Writing cure: El vendedor de argumentos

miércoles, 7 de marzo de 2012

El vendedor de argumentos

Hacía poco que los mercados presentaban variedades de productos, después del descubrimiento de América. En el mercado del pueblo habían paradas de todo tipo: de ropa, de animales, de pan, de frutas, de verduras de los campos. Pero me habían comentado que en él había una de peculiar: había un hombre que vendía argumentos a un bajo precio, pero que funcionaban bastante bien. Tenían un éxito brutal; se formaban colas monumentales desde las ocho de la mañana hasta la misma hora de la noche. La gente acampaba a las seis de la mañana los días de mercado, esperando a que el hombre llegase con su carro y que chillase: ¡ARGUMENTOS! Ahora no hace falta inventarse excusas. ¡Obtenga un argumento eficaz, barato y duradero para el resto de sus vidas!

Sentí curiosidad y me acerqué allí. Había pensado en comprar uno, para comprobar si se merecía ese hombre el éxito que estaba teniendo. Pero desde lejos su aspecto sonaba. Recuerdo que, yendo con mi caballo y con las peores faldas que había encontrado en la cómoda, me sorprendí por lo cercano que me sonaba su aspecto: era un ex amigo mío que, dadas sus patrañas y falsedades, terminamos de una forma... trágica.
Así pues, subí al caballo y volví a la posada.

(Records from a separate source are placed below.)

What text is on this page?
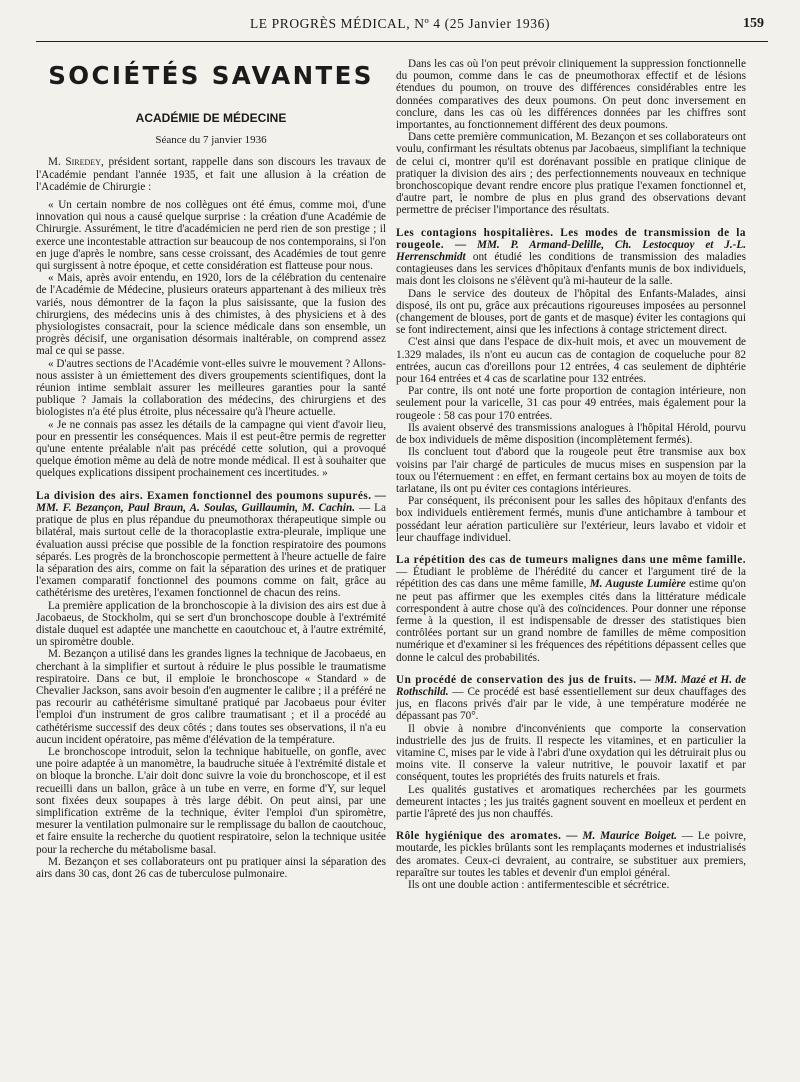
LE PROGRÈS MÉDICAL, Nº 4 (25 Janvier 1936)	159
SOCIÉTÉS SAVANTES
ACADÉMIE DE MÉDECINE
Séance du 7 janvier 1936

M. Siredey, président sortant, rappelle dans son discours les travaux de l'Académie pendant l'année 1935, et fait une allusion à la création de l'Académie de Chirurgie :

« Un certain nombre de nos collègues ont été émus, comme moi, d'une innovation qui nous a causé quelque surprise : la création d'une Académie de Chirurgie. Assurément, le titre d'académicien ne perd rien de son prestige ; il exerce une incontestable attraction sur beaucoup de nos contemporains, si l'on en juge d'après le nombre, sans cesse croissant, des Académies de tout genre qui surgissent à notre époque, et cette considération est flatteuse pour nous.

« Mais, après avoir entendu, en 1920, lors de la célébration du centenaire de l'Académie de Médecine, plusieurs orateurs appartenant à des milieux très variés, nous démontrer de la façon la plus saisissante, que la fusion des chirurgiens, des médecins unis à des chimistes, à des physiciens et à des physiologistes consacrait, pour la science médicale dans son ensemble, un progrès décisif, une organisation désormais inaltérable, on comprend assez mal ce qui se passe.

« D'autres sections de l'Académie vont-elles suivre le mouvement ? Allons-nous assister à un émiettement des divers groupements scientifiques, dont la réunion intime semblait assurer les meilleures garanties pour la santé publique ? Jamais la collaboration des médecins, des chirurgiens et des biologistes n'a été plus étroite, plus nécessaire qu'à l'heure actuelle.

« Je ne connais pas assez les détails de la campagne qui vient d'avoir lieu, pour en pressentir les conséquences. Mais il est peut-être permis de regretter qu'une entente préalable n'ait pas précédé cette solution, qui a provoqué quelque émotion même au delà de notre monde médical. Il est à souhaiter que quelques explications dissipent prochainement ces incertitudes. »

La division des airs. Examen fonctionnel des poumons supurés. — MM. F. Bezançon, Paul Braun, A. Soulas, Guillaumin, M. Cachin. — La pratique de plus en plus répandue du pneumothorax thérapeutique simple ou bilatéral, mais surtout celle de la thoracoplastie extra-pleurale, implique une évaluation aussi précise que possible de la fonction respiratoire des poumons séparés. Les progrès de la bronchoscopie permettent à l'heure actuelle de faire la séparation des airs, comme on fait la séparation des urines et de pratiquer l'examen comparatif fonctionnel des poumons comme on fait, grâce au cathétérisme des uretères, l'examen fonctionnel de chacun des reins.

La première application de la bronchoscopie à la division des airs est due à Jacobaeus, de Stockholm, qui se sert d'un bronchoscope double à l'extrémité distale duquel est adaptée une manchette en caoutchouc et, à l'autre extrémité, un spiromètre double.

M. Bezançon a utilisé dans les grandes lignes la technique de Jacobaeus, en cherchant à la simplifier et surtout à réduire le plus possible le traumatisme respiratoire. Dans ce but, il emploie le bronchoscope « Standard » de Chevalier Jackson, sans avoir besoin d'en augmenter le calibre ; il a préféré ne pas recourir au cathétérisme simultané pratiqué par Jacobaeus pour éviter l'emploi d'un instrument de gros calibre traumatisant ; et il a procédé au cathétérisme successif des deux côtés ; dans toutes ses observations, il n'a eu aucun incident opératoire, pas même d'élévation de la température.

Le bronchoscope introduit, selon la technique habituelle, on gonfle, avec une poire adaptée à un manomètre, la baudruche située à l'extrémité distale et on bloque la bronche. L'air doit donc suivre la voie du bronchoscope, et il est recueilli dans un ballon, grâce à un tube en verre, en forme d'Y, sur lequel sont fixées deux soupapes à très large débit. On peut ainsi, par une simplification extrême de la technique, éviter l'emploi d'un spiromètre, mesurer la ventilation pulmonaire sur le remplissage du ballon de caoutchouc, et faire ensuite la recherche du quotient respiratoire, selon la technique usitée pour la recherche du métabolisme basal.

M. Bezançon et ses collaborateurs ont pu pratiquer ainsi la séparation des airs dans 30 cas, dont 26 cas de tuberculose pulmonaire.

Dans les cas où l'on peut prévoir cliniquement la suppression fonctionnelle du poumon, comme dans le cas de pneumothorax effectif et de lésions étendues du poumon, on trouve des différences considérables entre les données comparatives des deux poumons. On peut donc inversement en conclure, dans les cas où les différences données par les chiffres sont importantes, au fonctionnement différent des deux poumons.

Dans cette première communication, M. Bezançon et ses collaborateurs ont voulu, confirmant les résultats obtenus par Jacobaeus, simplifiant la technique de celui ci, montrer qu'il est dorénavant possible en pratique clinique de pratiquer la division des airs ; des perfectionnements nouveaux en technique bronchoscopique devant rendre encore plus pratique l'examen fonctionnel et, d'autre part, le nombre de plus en plus grand des observations devant permettre de préciser l'importance des résultats.

Les contagions hospitalières. Les modes de transmission de la rougeole. — MM. P. Armand-Delille, Ch. Lestocquoy et J.-L. Herrenschmidt ont étudié les conditions de transmission des maladies contagieuses dans les services d'hôpitaux d'enfants munis de box individuels, mais dont les cloisons ne s'élèvent qu'à mi-hauteur de la salle.

Dans le service des douteux de l'hôpital des Enfants-Malades, ainsi disposé, ils ont pu, grâce aux précautions rigoureuses imposées au personnel (changement de blouses, port de gants et de masque) éviter les contagions qui se font indirectement, ainsi que les infections à contage strictement direct.

C'est ainsi que dans l'espace de dix-huit mois, et avec un mouvement de 1.329 malades, ils n'ont eu aucun cas de contagion de coqueluche pour 82 entrées, aucun cas d'oreillons pour 12 entrées, 4 cas seulement de diphtérie pour 164 entrées et 4 cas de scarlatine pour 132 entrées.

Par contre, ils ont noté une forte proportion de contagion intérieure, non seulement pour la varicelle, 31 cas pour 49 entrées, mais également pour la rougeole : 58 cas pour 170 entrées.

Ils avaient observé des transmissions analogues à l'hôpital Hérold, pourvu de box individuels de même disposition (incomplètement fermés).

Ils concluent tout d'abord que la rougeole peut être transmise aux box voisins par l'air chargé de particules de mucus mises en suspension par la toux ou l'éternuement : en effet, en fermant certains box au moyen de toits de tarlatane, ils ont pu éviter ces contagions intérieures.

Par conséquent, ils préconisent pour les salles des hôpitaux d'enfants des box individuels entièrement fermés, munis d'une antichambre à tambour et possédant leur aération particulière sur l'extérieur, leurs lavabo et vidoir et leur chauffage individuel.

La répétition des cas de tumeurs malignes dans une même famille. — Étudiant le problème de l'hérédité du cancer et l'argument tiré de la répétition des cas dans une même famille, M. Auguste Lumière estime qu'on ne peut pas affirmer que les exemples cités dans la littérature médicale correspondent à autre chose qu'à des coïncidences. Pour donner une réponse ferme à la question, il est indispensable de dresser des statistiques bien contrôlées portant sur un grand nombre de familles de même composition numérique et d'examiner si les fréquences des répétitions dépassent celles que donne le calcul des probabilités.

Un procédé de conservation des jus de fruits. — MM. Mazé et H. de Rothschild. — Ce procédé est basé essentiellement sur deux chauffages des jus, en flacons privés d'air par le vide, à une température modérée ne dépassant pas 70°.

Il obvie à nombre d'inconvénients que comporte la conservation industrielle des jus de fruits. Il respecte les vitamines, et en particulier la vitamine C, mises par le vide à l'abri d'une oxydation qui les détruirait plus ou moins vite. Il conserve la valeur nutritive, le pouvoir laxatif et par conséquent, toutes les propriétés des fruits naturels et frais.

Les qualités gustatives et aromatiques recherchées par les gourmets demeurent intactes ; les jus traités gagnent souvent en moelleux et perdent en partie l'âpreté des jus non chauffés.

Rôle hygiénique des aromates. — M. Maurice Boiget. — Le poivre, moutarde, les pickles brûlants sont les remplaçants modernes et industrialisés des aromates. Ceux-ci devraient, au contraire, se substituer aux premiers, reparaître sur toutes les tables et devenir d'un emploi général.

Ils ont une double action : antifermentescible et sécrétrice.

Al volver, encargué a la casera si me podía dar un traje de viuda, que me tapase gran parte de la cara y del cuerpo. Ella respondió que sí, que podría encontrar alguno en el sótano y que lo podía coger sin problema, siempre y que volviese a su lugar y con pocos rasguños. Así entonces, la semana entrante me puse el traje, monté en mi caballo y volví a la plaza. Los gritos del vendedor sonaban de lejos. Bajé del caballo, me puse a la cola y estuve bastante rato en la espera.
Hasta que por fin, me tocó. Me fijé en el mostrador, y habían muchísimas cajas diferenciadas según el tema del argumento.
- Bienvenida sea mujer viuda, ¿qué se le ofrece? ¿Un argumento para cargarle alguien la muerte de su marido a alguien que no es de su bien parecer?
- Bueno, no lo sé, es para probar.
-¡Y tanto! Pruebe y si queda satisfecha, no dude en volver. Tome, llévese este gratis. - se dirigió en una ancha caja, donde ponía la etiqueta "muerte".
Era algo similar a una galleta de la suerte occidentales. Me aparté de ese lugar y, lejos de la multitud la abrí. En ella, ponía:
Le vi a usted con la luz de la luna apuntándole con un cuchillo.

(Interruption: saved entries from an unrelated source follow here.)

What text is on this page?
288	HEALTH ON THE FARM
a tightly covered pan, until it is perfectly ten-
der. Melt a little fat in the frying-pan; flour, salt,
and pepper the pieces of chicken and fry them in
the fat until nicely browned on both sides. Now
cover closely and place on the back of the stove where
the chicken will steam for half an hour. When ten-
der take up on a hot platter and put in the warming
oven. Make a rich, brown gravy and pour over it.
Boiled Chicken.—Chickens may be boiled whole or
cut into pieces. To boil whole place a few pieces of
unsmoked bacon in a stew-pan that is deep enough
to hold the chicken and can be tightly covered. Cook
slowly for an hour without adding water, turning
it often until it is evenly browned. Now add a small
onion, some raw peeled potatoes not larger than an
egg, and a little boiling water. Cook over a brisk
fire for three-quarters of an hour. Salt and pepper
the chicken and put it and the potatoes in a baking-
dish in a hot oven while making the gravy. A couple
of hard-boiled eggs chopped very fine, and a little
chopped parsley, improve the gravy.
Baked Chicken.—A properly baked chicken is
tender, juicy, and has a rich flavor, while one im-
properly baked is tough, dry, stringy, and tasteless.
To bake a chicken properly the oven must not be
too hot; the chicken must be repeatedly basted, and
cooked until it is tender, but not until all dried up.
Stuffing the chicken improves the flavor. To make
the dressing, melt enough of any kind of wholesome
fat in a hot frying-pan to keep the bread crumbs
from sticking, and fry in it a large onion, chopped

Al leer eso, aluciné. ¡Pero cómo podía algo de ese tipo tener coherencia en todas las situaciones! Y aquellos productos, baratos y de poca validez, tenían más éxito que un caramelo en la puerta de un colegio. Ese chico había tenido una buena estrategia, vendía sus apócrifos productos en un punto clave en que se reunía gente de poco nivel cultural, y así se los había ganado a todos. 

Pasaron los días y en ocasiones volví a pensar en ello. Hasta que un buen día, desde mi posada, escuché un estruendo ruido que provenía de la plaza central y que hizo sonar las campanas como nunca. Me asomé la ventana y vi la situación: ¡todo el mundo estaba peleándose! Las paradas de verdura se convirtieron en industrias de armamento, y coles, tomates, calabazas y otras hortalizas volaban por los aires; personas agarradas por el cuello con las manos de otros... 

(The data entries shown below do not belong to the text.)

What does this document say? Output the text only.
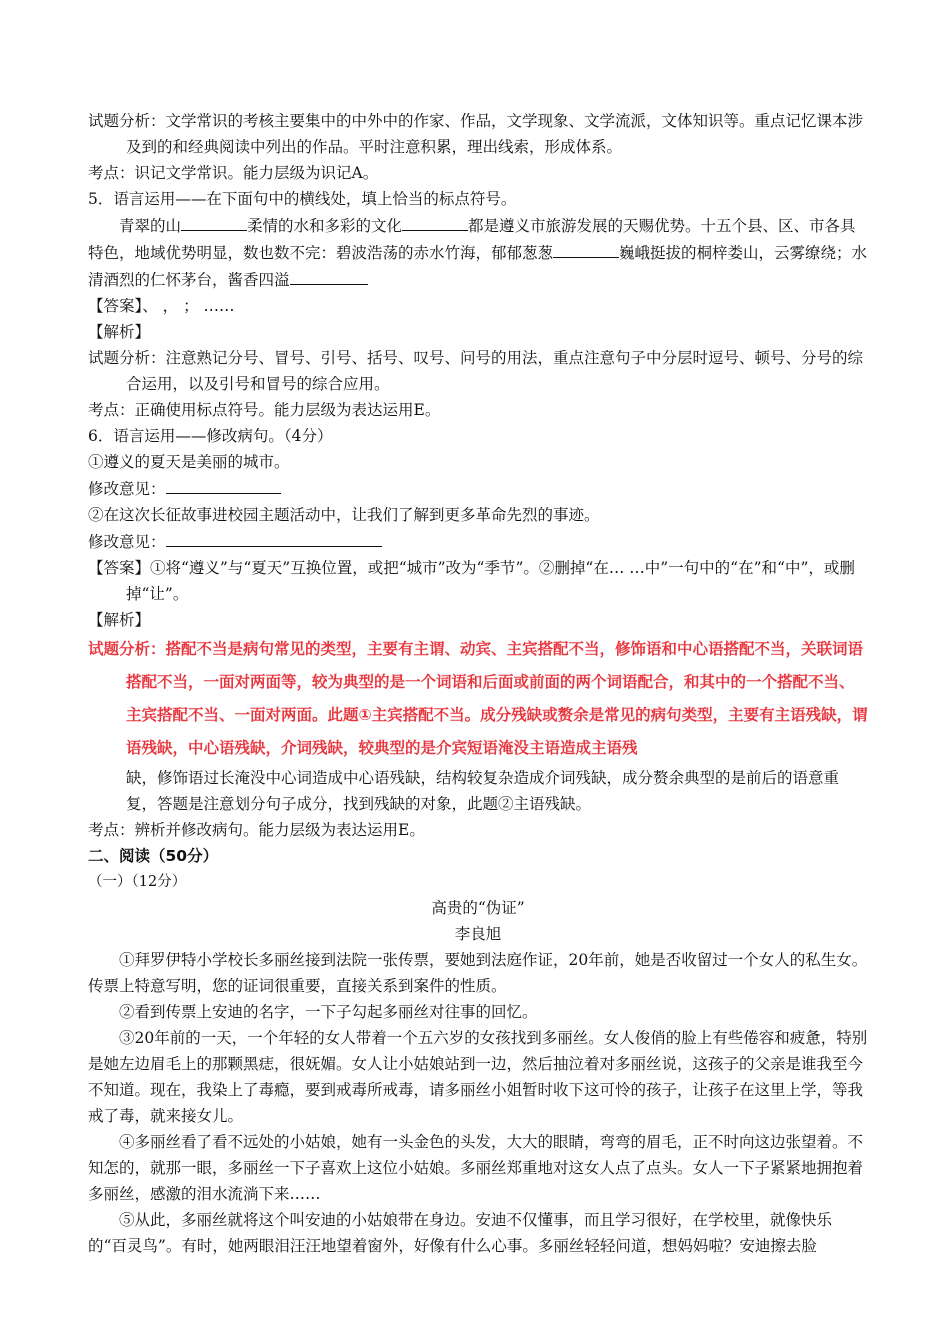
试题分析：文学常识的考核主要集中的中外中的作家、作品，文学现象、文学流派，文体知识等。重点记忆课本涉及到的和经典阅读中列出的作品。平时注意积累，理出线索，形成体系。

考点：识记文学常识。能力层级为识记A。

5．语言运用——在下面句中的横线处，填上恰当的标点符号。

青翠的山	柔情的水和多彩的文化	都是遵义市旅游发展的天赐优势。十五个县、区、市各具特色，地域优势明显，数也数不完：碧波浩荡的赤水竹海，郁郁葱葱	巍峨挺拔的桐梓娄山，云雾缭绕；水清酒烈的仁怀茅台，酱香四溢

【答案】、 ， ； ……

【解析】

试题分析：注意熟记分号、冒号、引号、括号、叹号、问号的用法，重点注意句子中分层时逗号、顿号、分号的综合运用，以及引号和冒号的综合应用。

考点：正确使用标点符号。能力层级为表达运用E。

6．语言运用——修改病句。（4分）

①遵义的夏天是美丽的城市。

修改意见：

②在这次长征故事进校园主题活动中，让我们了解到更多革命先烈的事迹。

修改意见：

【答案】①将“遵义”与“夏天”互换位置，或把“城市”改为“季节”。②删掉“在… …中”一句中的“在”和“中”，或删掉“让”。

【解析】

试题分析：搭配不当是病句常见的类型，主要有主谓、动宾、主宾搭配不当，修饰语和中心语搭配不当，关联词语搭配不当，一面对两面等，较为典型的是一个词语和后面或前面的两个词语配合，和其中的一个搭配不当、主宾搭配不当、一面对两面。此题①主宾搭配不当。成分残缺或赘余是常见的病句类型，主要有主语残缺，谓语残缺，中心语残缺，介词残缺，较典型的是介宾短语淹没主语造成主语残

缺，修饰语过长淹没中心词造成中心语残缺，结构较复杂造成介词残缺，成分赘余典型的是前后的语意重复，答题是注意划分句子成分，找到残缺的对象，此题②主语残缺。

考点：辨析并修改病句。能力层级为表达运用E。

二、阅读（50分）

（一）（12分）

高贵的“伪证”

李良旭

①拜罗伊特小学校长多丽丝接到法院一张传票，要她到法庭作证，20年前，她是否收留过一个女人的私生女。传票上特意写明，您的证词很重要，直接关系到案件的性质。

②看到传票上安迪的名字，一下子勾起多丽丝对往事的回忆。

③20年前的一天，一个年轻的女人带着一个五六岁的女孩找到多丽丝。女人俊俏的脸上有些倦容和疲惫，特别是她左边眉毛上的那颗黑痣，很妩媚。女人让小姑娘站到一边，然后抽泣着对多丽丝说，这孩子的父亲是谁我至今不知道。现在，我染上了毒瘾，要到戒毒所戒毒，请多丽丝小姐暂时收下这可怜的孩子，让孩子在这里上学，等我戒了毒，就来接女儿。

④多丽丝看了看不远处的小姑娘，她有一头金色的头发，大大的眼睛，弯弯的眉毛，正不时向这边张望着。不知怎的，就那一眼，多丽丝一下子喜欢上这位小姑娘。多丽丝郑重地对这女人点了点头。女人一下子紧紧地拥抱着多丽丝，感激的泪水流淌下来……

⑤从此，多丽丝就将这个叫安迪的小姑娘带在身边。安迪不仅懂事，而且学习很好，在学校里，就像快乐的“百灵鸟”。有时，她两眼泪汪汪地望着窗外，好像有什么心事。多丽丝轻轻问道，想妈妈啦？安迪擦去脸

La cosa se paró un momento. Todos los contrincantes se miraron, volvieron sus cabezas a la parada del hombre, que la piel se le había puesto pálida observando todo el estruendo; y después todos los participantes dirigieron su objetivo a la parada. La rompieron toda, cogieron al dueño y lo tiraron en una parada de animales, donde los gorrinos, embarrados, hacían la siesta.

Quien de los problemas de los demás se beneficia, de bondad tiene contados los días.